Kimmo Joentaa put the file, which had slipped down between the seats, back on the passenger seat and waited to feel the impulse to get out. His mobile, lying beside the file folder, was blinking at him. He picked it up. A call that had come in at 5.30. He imagined hearing Larissa’s voice as he tapped in the number to bring up his mailbox.

Then he heard the tired, distant voice of Tuomas Heinonen. ‘Kimmo, Tuomas here. Call me, please . . . when you have time. I have . . . a few difficulties.’

Joentaa lowered his mobile and thought of Tuomas, sitting in a room in another hospital. Tennis, he thought. Good quota, wrong tip. He almost felt as if he could hear the rhythmic sound of a rally in the background, behind Tuomas Heinonen’s soft voice.

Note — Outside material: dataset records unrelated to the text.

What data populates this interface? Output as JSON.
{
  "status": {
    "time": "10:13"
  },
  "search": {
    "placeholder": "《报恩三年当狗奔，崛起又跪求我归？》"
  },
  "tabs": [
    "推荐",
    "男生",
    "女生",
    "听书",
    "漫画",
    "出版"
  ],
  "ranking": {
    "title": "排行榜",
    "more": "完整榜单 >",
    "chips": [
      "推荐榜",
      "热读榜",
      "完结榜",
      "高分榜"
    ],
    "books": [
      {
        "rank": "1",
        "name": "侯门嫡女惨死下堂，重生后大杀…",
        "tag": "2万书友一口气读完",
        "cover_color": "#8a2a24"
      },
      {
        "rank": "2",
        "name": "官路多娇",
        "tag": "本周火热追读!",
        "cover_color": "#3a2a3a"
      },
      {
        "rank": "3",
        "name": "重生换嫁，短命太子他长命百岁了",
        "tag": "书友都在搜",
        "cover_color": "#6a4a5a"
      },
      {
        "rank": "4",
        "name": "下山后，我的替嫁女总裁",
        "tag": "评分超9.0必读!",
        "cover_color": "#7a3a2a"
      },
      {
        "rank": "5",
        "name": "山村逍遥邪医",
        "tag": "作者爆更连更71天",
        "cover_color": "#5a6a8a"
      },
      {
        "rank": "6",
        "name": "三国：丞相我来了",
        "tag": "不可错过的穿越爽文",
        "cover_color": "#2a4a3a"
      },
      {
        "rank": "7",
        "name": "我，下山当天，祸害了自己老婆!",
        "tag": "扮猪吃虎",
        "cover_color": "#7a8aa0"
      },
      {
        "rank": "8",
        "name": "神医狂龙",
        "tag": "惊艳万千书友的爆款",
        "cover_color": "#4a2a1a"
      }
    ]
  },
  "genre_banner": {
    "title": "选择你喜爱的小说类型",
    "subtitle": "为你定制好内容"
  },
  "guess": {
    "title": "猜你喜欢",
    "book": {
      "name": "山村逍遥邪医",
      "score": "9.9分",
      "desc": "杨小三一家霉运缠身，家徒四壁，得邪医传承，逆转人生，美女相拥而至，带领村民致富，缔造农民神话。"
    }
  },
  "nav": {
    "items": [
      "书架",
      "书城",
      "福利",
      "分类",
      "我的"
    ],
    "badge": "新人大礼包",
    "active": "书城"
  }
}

He ought to call Paulina and ask her how it was possible for her husband, during a stay in hospital to cure his gambling addiction, to bet on tennis matches. And first he would call Tuomas and tell him he really must stop all that nonsense at once.

He slipped the mobile into his coat pocket and got out of the car, leaning forward as he ran to take the edge off the cold. He showed his ID to the porter, who was sitting upright behind his little window, and explained that he urgently wanted to talk to Anita-Liisa Koponen.

‘On what business?’ asked the porter.

‘On what what?’

‘On what business?’ repeated the porter.

‘Oh, I see. Angels,’ said Joentaa.

The porter gawped at him, and seemed to have another question ready, but Joentaa didn’t let him get it in.

‘Angels, devils. Life, death. Summer, winter, fire, water. The usual thing, you know what I mean.’

The porter nodded, and hesitated briefly. Then he rang a number, had a conversation on the phone, and told him – it sounded rather ambiguous to Kimmo Joentaa – that one of the hospital staff would be along right away to take care of him.

45

THE BREAKFAST BUFFET
in the Karjanhovi Hotel was surprisingly lavish. Apart from a very old man who was stoically reading a newspaper at the side of the room without ever turning the page, Westerberg and Seppo were the only guests there. Seppo ate a hearty breakfast: scrambled eggs, sausages, cheese, salmon, and he finished with some curiously multicoloured muesli flakes.

Career portal, thought Westerberg as his young colleague shovelled the colourful muesli and milk into his mouth like a child.